A major refurbishment of the Quokka Arms in 2011 has created a slick new hotel that still respects its heritage origins. This new establishment includes a sprawling contemporary bistro that delivered the best meal of our recent stay on Rottnest Island.
Let's be frank: there's a lot of bad, overpriced food on Rottnest, and we ate our share during our five-day holiday. By the last day, I was loathe to spend any more money on dud meals. But, with rumbling tummies and a few hours to kill before our ferry back to Perth, we took the plunge and took our family of four for a slap-up lunch at the Hotel Rottnest.

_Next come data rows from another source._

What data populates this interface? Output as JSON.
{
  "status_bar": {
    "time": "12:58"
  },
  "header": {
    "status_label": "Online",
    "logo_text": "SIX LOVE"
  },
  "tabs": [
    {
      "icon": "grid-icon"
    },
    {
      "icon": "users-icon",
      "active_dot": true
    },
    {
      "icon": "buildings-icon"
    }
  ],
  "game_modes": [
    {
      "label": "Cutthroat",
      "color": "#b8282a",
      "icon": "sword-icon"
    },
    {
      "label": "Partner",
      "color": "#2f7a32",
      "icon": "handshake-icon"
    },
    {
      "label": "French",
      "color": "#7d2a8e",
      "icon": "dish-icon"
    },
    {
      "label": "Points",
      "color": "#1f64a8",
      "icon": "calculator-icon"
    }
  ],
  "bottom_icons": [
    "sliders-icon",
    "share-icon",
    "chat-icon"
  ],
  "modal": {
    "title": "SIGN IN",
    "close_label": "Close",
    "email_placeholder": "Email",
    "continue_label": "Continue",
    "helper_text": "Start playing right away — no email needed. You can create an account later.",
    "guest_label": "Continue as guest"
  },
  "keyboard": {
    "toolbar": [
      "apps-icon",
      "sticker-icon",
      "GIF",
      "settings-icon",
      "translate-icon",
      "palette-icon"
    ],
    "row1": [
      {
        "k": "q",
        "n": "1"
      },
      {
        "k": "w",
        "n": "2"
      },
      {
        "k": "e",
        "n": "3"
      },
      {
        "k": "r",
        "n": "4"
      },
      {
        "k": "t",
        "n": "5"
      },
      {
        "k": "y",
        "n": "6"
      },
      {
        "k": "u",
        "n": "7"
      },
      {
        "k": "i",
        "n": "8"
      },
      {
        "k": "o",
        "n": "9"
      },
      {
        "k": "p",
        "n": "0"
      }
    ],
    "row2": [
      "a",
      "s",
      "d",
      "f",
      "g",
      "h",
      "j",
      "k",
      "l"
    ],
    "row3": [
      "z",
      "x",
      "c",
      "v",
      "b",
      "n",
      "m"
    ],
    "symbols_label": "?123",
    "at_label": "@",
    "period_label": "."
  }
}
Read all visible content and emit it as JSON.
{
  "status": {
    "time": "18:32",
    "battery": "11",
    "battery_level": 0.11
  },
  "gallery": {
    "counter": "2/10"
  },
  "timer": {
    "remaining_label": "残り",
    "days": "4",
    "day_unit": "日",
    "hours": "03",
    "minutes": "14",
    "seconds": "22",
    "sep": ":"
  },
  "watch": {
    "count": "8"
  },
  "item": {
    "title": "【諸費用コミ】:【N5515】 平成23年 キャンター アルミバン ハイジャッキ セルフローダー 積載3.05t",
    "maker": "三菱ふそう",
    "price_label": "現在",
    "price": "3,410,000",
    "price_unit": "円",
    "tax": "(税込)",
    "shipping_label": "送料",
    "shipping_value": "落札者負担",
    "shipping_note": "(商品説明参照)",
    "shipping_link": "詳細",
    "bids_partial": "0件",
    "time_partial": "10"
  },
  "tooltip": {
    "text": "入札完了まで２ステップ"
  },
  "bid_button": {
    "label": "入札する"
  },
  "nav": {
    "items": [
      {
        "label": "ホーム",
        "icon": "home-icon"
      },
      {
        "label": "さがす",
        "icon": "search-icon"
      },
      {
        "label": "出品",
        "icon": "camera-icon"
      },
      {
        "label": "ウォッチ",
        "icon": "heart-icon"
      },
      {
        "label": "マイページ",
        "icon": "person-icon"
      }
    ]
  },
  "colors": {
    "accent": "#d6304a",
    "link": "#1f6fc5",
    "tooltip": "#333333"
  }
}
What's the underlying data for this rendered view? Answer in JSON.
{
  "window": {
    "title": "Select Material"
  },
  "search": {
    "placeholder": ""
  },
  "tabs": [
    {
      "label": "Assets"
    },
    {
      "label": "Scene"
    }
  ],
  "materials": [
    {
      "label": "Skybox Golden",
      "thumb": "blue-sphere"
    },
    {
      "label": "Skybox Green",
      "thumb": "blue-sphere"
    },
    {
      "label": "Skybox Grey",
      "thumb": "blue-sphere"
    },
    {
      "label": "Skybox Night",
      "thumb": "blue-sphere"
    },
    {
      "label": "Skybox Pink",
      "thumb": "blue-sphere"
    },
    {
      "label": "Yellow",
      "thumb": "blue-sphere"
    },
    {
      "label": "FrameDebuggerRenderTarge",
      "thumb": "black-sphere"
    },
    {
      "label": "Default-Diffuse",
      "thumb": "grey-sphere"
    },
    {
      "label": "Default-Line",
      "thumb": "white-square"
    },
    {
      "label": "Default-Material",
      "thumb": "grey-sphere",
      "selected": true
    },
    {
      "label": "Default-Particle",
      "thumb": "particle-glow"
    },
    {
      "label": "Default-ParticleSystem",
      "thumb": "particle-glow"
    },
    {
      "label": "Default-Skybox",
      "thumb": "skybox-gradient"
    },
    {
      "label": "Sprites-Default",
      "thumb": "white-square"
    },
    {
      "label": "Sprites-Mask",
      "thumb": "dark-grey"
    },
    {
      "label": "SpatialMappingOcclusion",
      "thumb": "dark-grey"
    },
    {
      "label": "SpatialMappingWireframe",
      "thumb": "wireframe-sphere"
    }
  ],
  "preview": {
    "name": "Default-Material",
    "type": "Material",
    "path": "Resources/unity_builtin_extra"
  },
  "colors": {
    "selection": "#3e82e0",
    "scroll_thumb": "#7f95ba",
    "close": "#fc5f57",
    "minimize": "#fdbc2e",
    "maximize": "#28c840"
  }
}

And boy, am I glad we did. Walking between the heritage gateposts on a glorious summer day, you couldn't help but be struck by the beauty of the building and its setting. Sailing boats bobbed on the blue waters of Thomsons Bay, a gentle sea breeze was blowing, and the omens were good.
The omens were right: the beer was cold and the menu was interesting. Starters included simple options (e.g. olives, feta) for around $9 but also more complex and tempting options like prawn sliders (prawns on brioche with lettuce) for $16 and bruschetta with goats curd for $21.
Skipping the starters, I chose the barramundi and cous-cous, my husband the Italian sausage pizza, my older son local whiting and chips, and my nine-year-old the pork ribs. Despite the many people dining around us, the pizza turned up within 10 minutes, and made a great accompaniment to my husband's beer (the hotel stocks a wide range of craft beers).
Around 15 minutes later, the other three meals arrived -- and every one of them was good. The pork ribs were the standout, but the fish and chips were also streets ahead of most of the fish and chips we'd eaten on the island. My serve of barra was smaller than I'd expected for the price ($38), but the accompanying citrus dressing, olive tapenade and fennel made for a lovely balancing of flavours.
After polishing off our mains, we finished our meal with another beer for my husband and a vanilla panacotta with a berry coulis for me. Both hit the spot as God intended.
The Hotel Rottnest Bistro is big and noisy, designed to cater for large numbers of people. Loud music blared throughout our meal and the service is hardly personalised -- you order and pay at the bar, they scan some barcodes, and a while later a waiter you've never met brings your meal to your table. The place seemed packed to me the day that we were there, but our waiter informed us it was a quiet day! No doubt it could be a bit hectic when it's at capacity.
So ... it's not the place for a quiet romantic meal (try Riva Restaurant at Rottnest Lodge if that's what you're after). Nor is it aiming for 5-star status, with much of the food leaning to the 'chips and salad' side of things.
But it is just the place to go if you want something airy, sunny and fun, efficiently run, and offering good grog and good food in equal measure. Not to mention stunning views of Thomsons Bay. I only wish we'd discovered it a lot earlier in our Rottnest stay.